A couple of weeks before, and the day before we were due to visit for the first time since the previous year, Brian and his daughter Polly, had attempted to make Y Ddôl habitable again, by cleaning from top to bottom, and leaving us his industrial-sized vacuum cleaner and mop ‘in case we needed them’.  An understatement! 

We approached the house in slight trepidation.  Photos we had-a-plenty, but what would it be really like?  Outside .. gasps of awe and wonder at the workmanship.  Inside … lime dust hung in the air and covered every surface that Brian and Polly hadn’t managed to clean; the flagstones weren’t recognizable, despite their heroic attempts at hoovering and mopping; iron and steel were corroded due to the deadly combination of lime and exposure to the elements for a winter.  ‘Aargh! my lungs are clogging up with particles! … I’m gonna die!’ … (cough! wheeze! thud!).  Well, yes, but perhaps not quite that imminently.  ‘Hmm … this lever on the Rayburn is jammed … what happens if I ….’  (clunk! tinkle! tinkle!)  ‘Oh, ****! … the little door flap just fell off!’  ‘Now how will we control the burning … we’ll freeze to death … we’re doomed!’  Visions of house filling up with black smuts … again.  We sensed that the clean-up operation was going to occupy us for months to come …

And then our other house suddenly filled up with childish accoutrements … and people … and our peaceful life became anything but normal (sigh).  We’d definitely turned into a couple of old fogies … well, mostly me (snarl!). 

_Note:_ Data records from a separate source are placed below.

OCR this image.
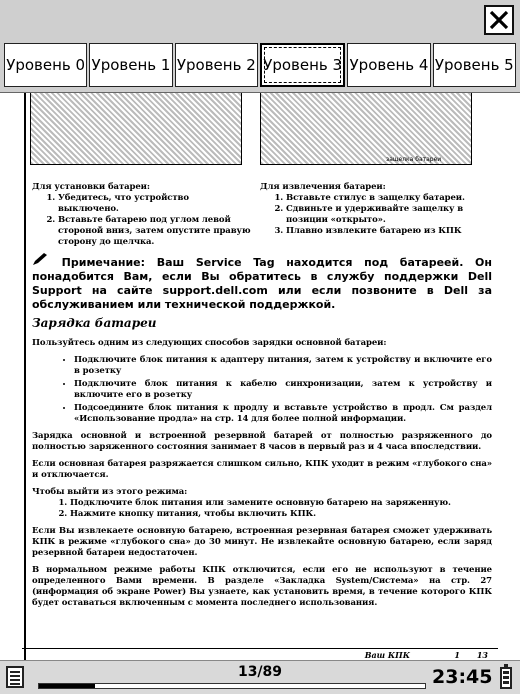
Уровень 0 Уровень 1 Уровень 2 Уровень 3 Уровень 4 Уровень 5
защелка батареи
Для установки батареи:
1. Убедитесь, что устройство выключено.
2. Вставьте батарею под углом левой стороной вниз, затем опустите правую сторону до щелчка.
Для извлечения батареи:
1. Вставьте стилус в защелку батареи.
2. Сдвиньте и удерживайте защелку в позиции «открыто».
3. Плавно извлеките батарею из КПК
Примечание: Ваш Service Tag находится под батареей. Он понадобится Вам, если Вы обратитесь в службу поддержки Dell Support на сайте support.dell.com или если позвоните в Dell за обслуживанием или технической поддержкой.
Зарядка батареи

Пользуйтесь одним из следующих способов зарядки основной батареи:

• Подключите блок питания к адаптеру питания, затем к устройству и включите его в розетку
• Подключите блок питания к кабелю синхронизации, затем к устройству и включите его в розетку
• Подсоедините блок питания к продлу и вставьте устройство в продл. См раздел «Использование продла» на стр. 14 для более полной информации.

Зарядка основной и встроенной резервной батарей от полностью разряженного до полностью заряженного состояния занимает 8 часов в первый раз и 4 часа впоследствии.

Если основная батарея разряжается слишком сильно, КПК уходит в режим «глубокого сна» и отключается.

Чтобы выйти из этого режима:
1. Подключите блок питания или замените основную батарею на заряженную.
2. Нажмите кнопку питания, чтобы включить КПК.

Если Вы извлекаете основную батарею, встроенная резервная батарея сможет удерживать КПК в режиме «глубокого сна» до 30 минут. Не извлекайте основную батарею, если заряд резервной батареи недостаточен.

В нормальном режиме работы КПК отключится, если его не используют в течение определенного Вами времени. В разделе «Закладка System/Система» на стр. 27 (информация об экране Power) Вы узнаете, как установить время, в течение которого КПК будет оставаться включенным с момента последнего использования.

Ваш КПК	1 13
13/89	23:45
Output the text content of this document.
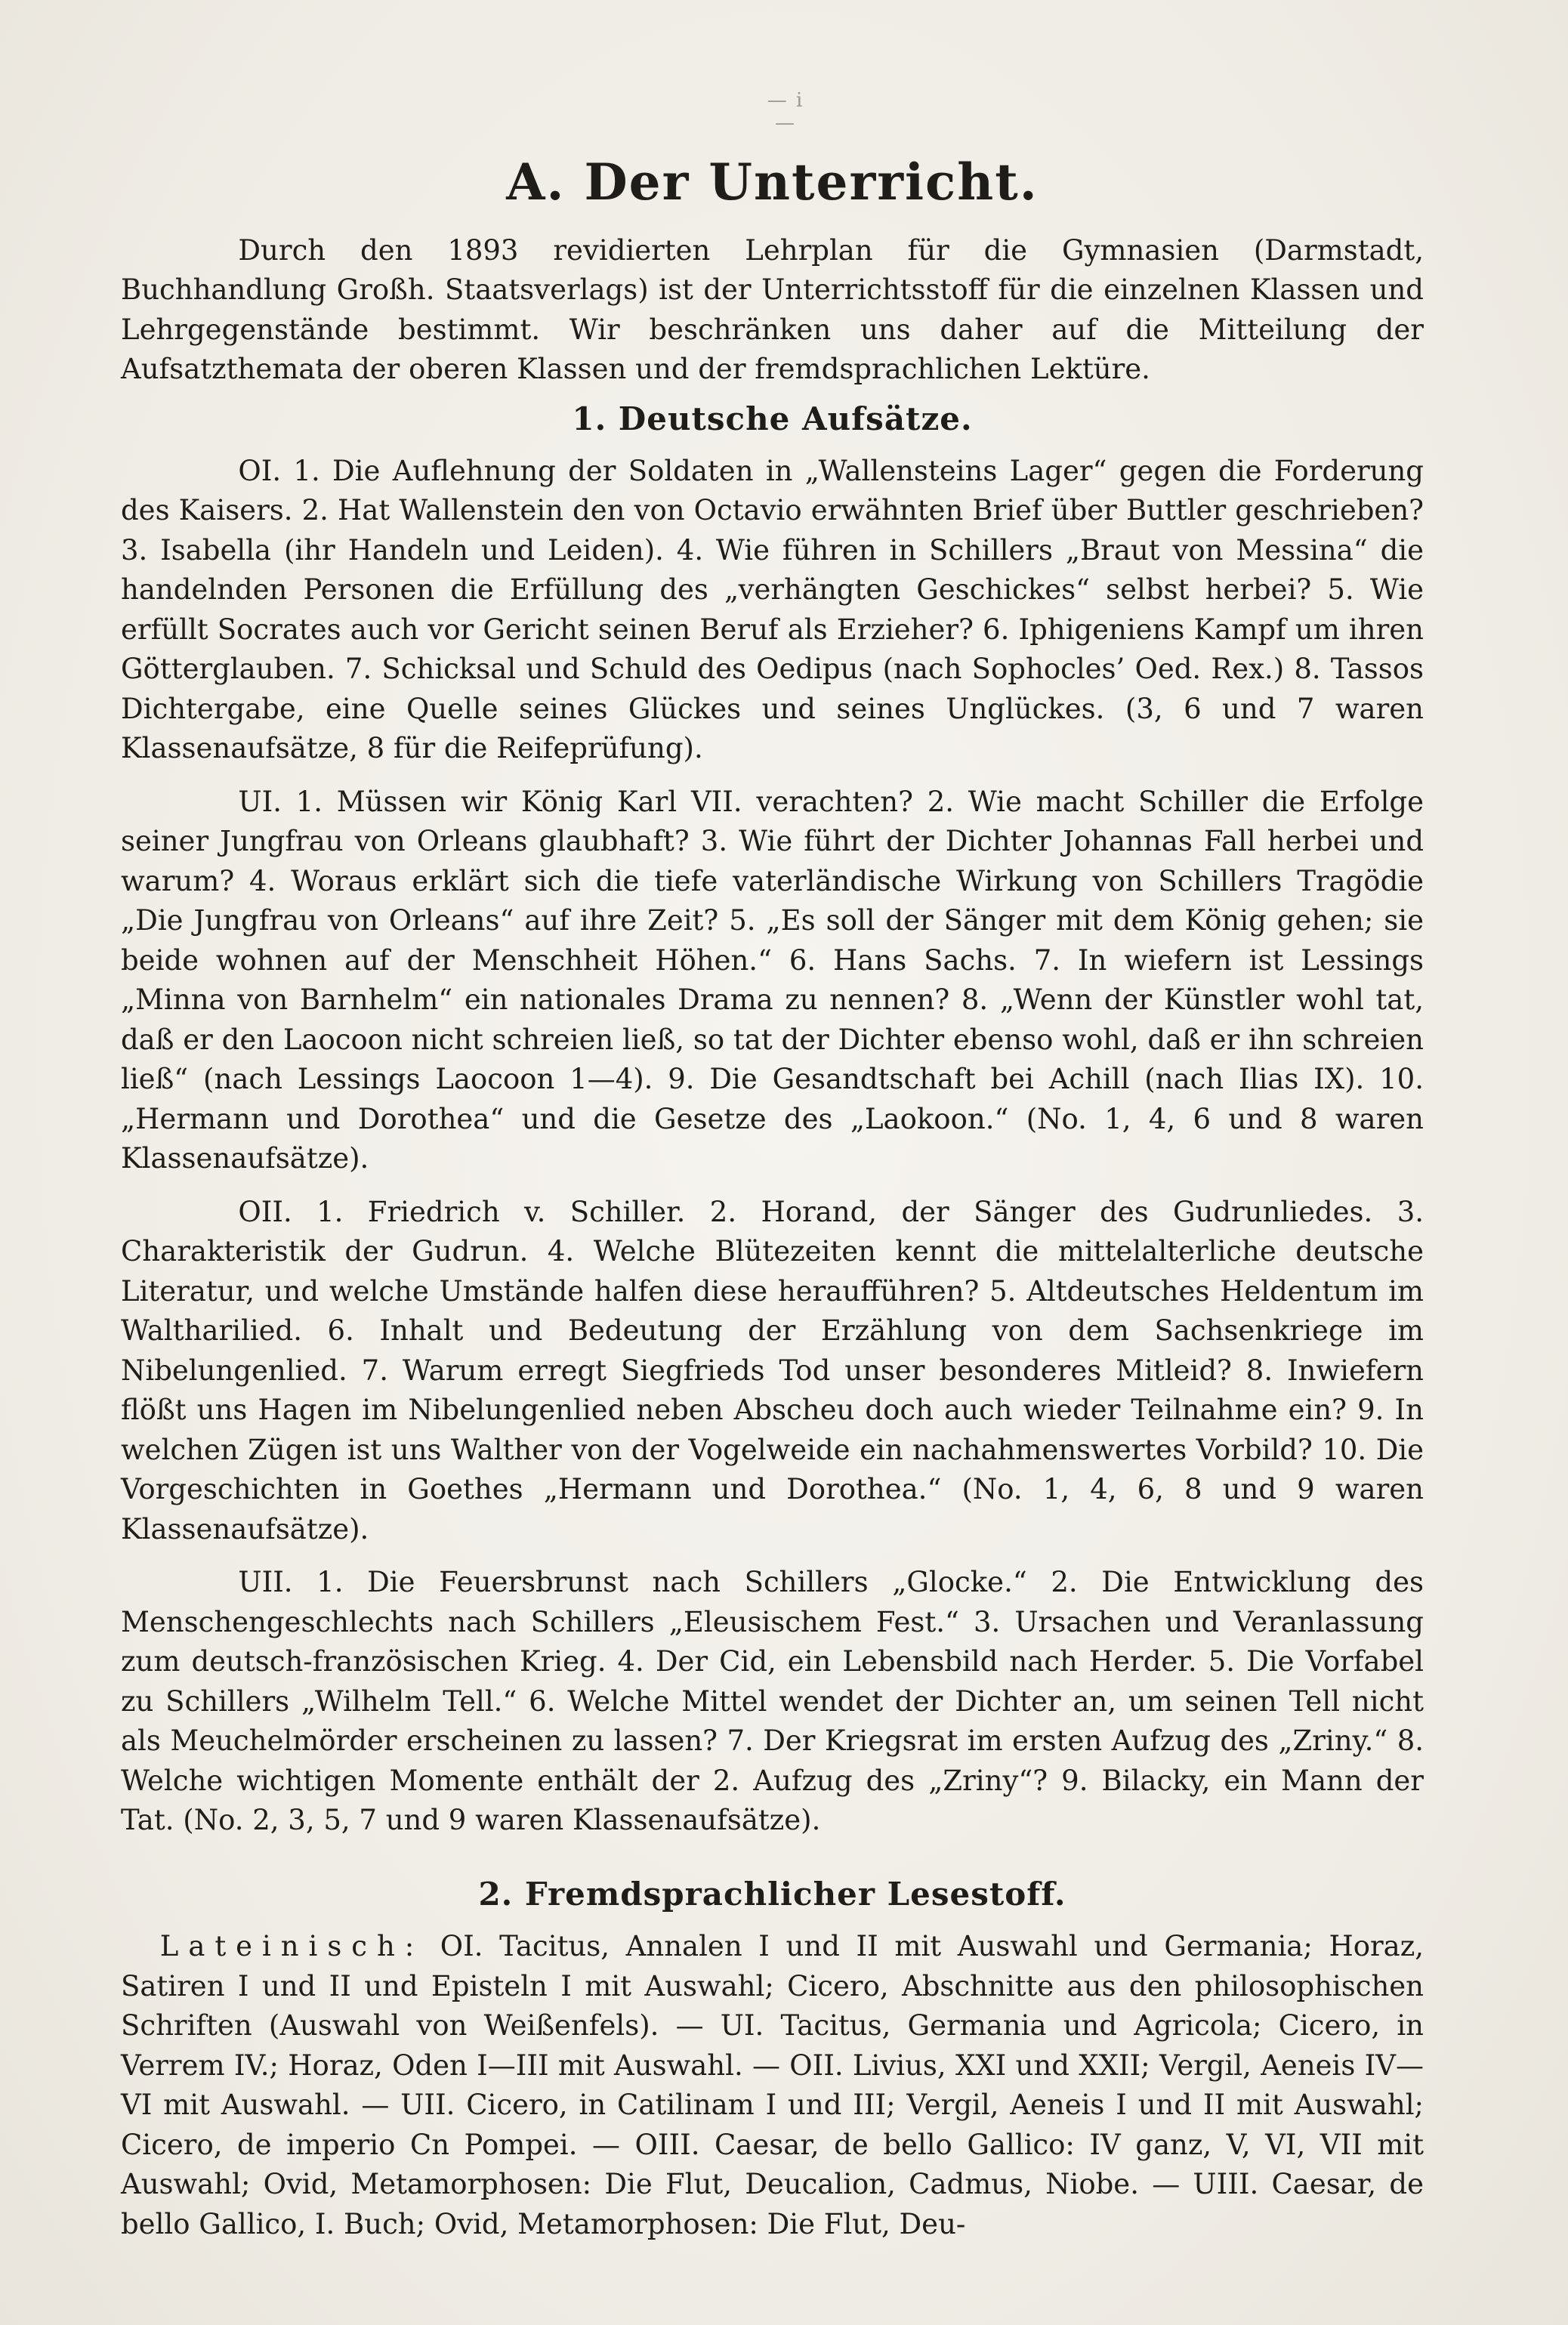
— i —
A. Der Unterricht.

Durch den 1893 revidierten Lehrplan für die Gymnasien (Darmstadt, Buchhandlung Großh. Staatsverlags) ist der Unterrichtsstoff für die einzelnen Klassen und Lehrgegenstände bestimmt. Wir beschränken uns daher auf die Mitteilung der Aufsatzthemata der oberen Klassen und der fremdsprachlichen Lektüre.

1. Deutsche Aufsätze.

OI. 1. Die Auflehnung der Soldaten in „Wallensteins Lager“ gegen die Forderung des Kaisers. 2. Hat Wallenstein den von Octavio erwähnten Brief über Buttler geschrieben? 3. Isabella (ihr Handeln und Leiden). 4. Wie führen in Schillers „Braut von Messina“ die handelnden Personen die Erfüllung des „verhängten Geschickes“ selbst herbei? 5. Wie erfüllt Socrates auch vor Gericht seinen Beruf als Erzieher? 6. Iphigeniens Kampf um ihren Götterglauben. 7. Schicksal und Schuld des Oedipus (nach Sophocles’ Oed. Rex.) 8. Tassos Dichtergabe, eine Quelle seines Glückes und seines Unglückes. (3, 6 und 7 waren Klassenaufsätze, 8 für die Reifeprüfung).

UI. 1. Müssen wir König Karl VII. verachten? 2. Wie macht Schiller die Erfolge seiner Jungfrau von Orleans glaubhaft? 3. Wie führt der Dichter Johannas Fall herbei und warum? 4. Woraus erklärt sich die tiefe vaterländische Wirkung von Schillers Tragödie „Die Jungfrau von Orleans“ auf ihre Zeit? 5. „Es soll der Sänger mit dem König gehen; sie beide wohnen auf der Menschheit Höhen.“ 6. Hans Sachs. 7. In wiefern ist Lessings „Minna von Barnhelm“ ein nationales Drama zu nennen? 8. „Wenn der Künstler wohl tat, daß er den Laocoon nicht schreien ließ, so tat der Dichter ebenso wohl, daß er ihn schreien ließ“ (nach Lessings Laocoon 1—4). 9. Die Gesandtschaft bei Achill (nach Ilias IX). 10. „Hermann und Dorothea“ und die Gesetze des „Laokoon.“ (No. 1, 4, 6 und 8 waren Klassenaufsätze).

OII. 1. Friedrich v. Schiller. 2. Horand, der Sänger des Gudrunliedes. 3. Charakteristik der Gudrun. 4. Welche Blütezeiten kennt die mittelalterliche deutsche Literatur, und welche Umstände halfen diese heraufführen? 5. Altdeutsches Heldentum im Waltharilied. 6. Inhalt und Bedeutung der Erzählung von dem Sachsenkriege im Nibelungenlied. 7. Warum erregt Siegfrieds Tod unser besonderes Mitleid? 8. Inwiefern flößt uns Hagen im Nibelungenlied neben Abscheu doch auch wieder Teilnahme ein? 9. In welchen Zügen ist uns Walther von der Vogelweide ein nachahmenswertes Vorbild? 10. Die Vorgeschichten in Goethes „Hermann und Dorothea.“ (No. 1, 4, 6, 8 und 9 waren Klassenaufsätze).

UII. 1. Die Feuersbrunst nach Schillers „Glocke.“ 2. Die Entwicklung des Menschengeschlechts nach Schillers „Eleusischem Fest.“ 3. Ursachen und Veranlassung zum deutsch-französischen Krieg. 4. Der Cid, ein Lebensbild nach Herder. 5. Die Vorfabel zu Schillers „Wilhelm Tell.“ 6. Welche Mittel wendet der Dichter an, um seinen Tell nicht als Meuchelmörder erscheinen zu lassen? 7. Der Kriegsrat im ersten Aufzug des „Zriny.“ 8. Welche wichtigen Momente enthält der 2. Aufzug des „Zriny“? 9. Bilacky, ein Mann der Tat. (No. 2, 3, 5, 7 und 9 waren Klassenaufsätze).

2. Fremdsprachlicher Lesestoff.

Lateinisch: OI. Tacitus, Annalen I und II mit Auswahl und Germania; Horaz, Satiren I und II und Episteln I mit Auswahl; Cicero, Abschnitte aus den philosophischen Schriften (Auswahl von Weißenfels). — UI. Tacitus, Germania und Agricola; Cicero, in Verrem IV.; Horaz, Oden I—III mit Auswahl. — OII. Livius, XXI und XXII; Vergil, Aeneis IV—VI mit Auswahl. — UII. Cicero, in Catilinam I und III; Vergil, Aeneis I und II mit Auswahl; Cicero, de imperio Cn Pompei. — OIII. Caesar, de bello Gallico: IV ganz, V, VI, VII mit Auswahl; Ovid, Metamorphosen: Die Flut, Deucalion, Cadmus, Niobe. — UIII. Caesar, de bello Gallico, I. Buch; Ovid, Metamorphosen: Die Flut, Deu-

Tamsin had left the warm environment (depending on where you are) of La Palma specifically to attend her cousin Karen and Simon’s wedding.  Now we know that this was really important to her, because she hates the cold, and this was December!  As we woke up the following day, The Great Snow Storm was upon us.  Would we make it to Stratford-upon-Avon?  Should we even try?  Any other day, no.  But this was a wedding, and Tamsin had flown in specially.  We couldn’t give up at the first hurdle.  So, piling into our trusty 4x4, the Irvings bravely battled the elements along sensibly empty roads, until … ‘whoaaaa! … where’s the road gone?’ … (bump! bump! bumpety-bump! crunch! crash!).  Time slowed.  I watched as a tree came slowly towards me, crumpling the bonnet of the car on my side.  Time speeded up again.  The car crashed over a fallen tree and everything stopped.  My spine went crazy.  Each individual vertebra seemed to be jolted out of position and clicked back together again, accompanied by heat travelling from the bottom upwards – a very strange sensation!  Meanwhile in the back of the car, poor little Manué was hit above the eyebrow by either Tamsin’s arm or a flying food container.  What to do now?  There was no way we could travel to the wedding … or was there? 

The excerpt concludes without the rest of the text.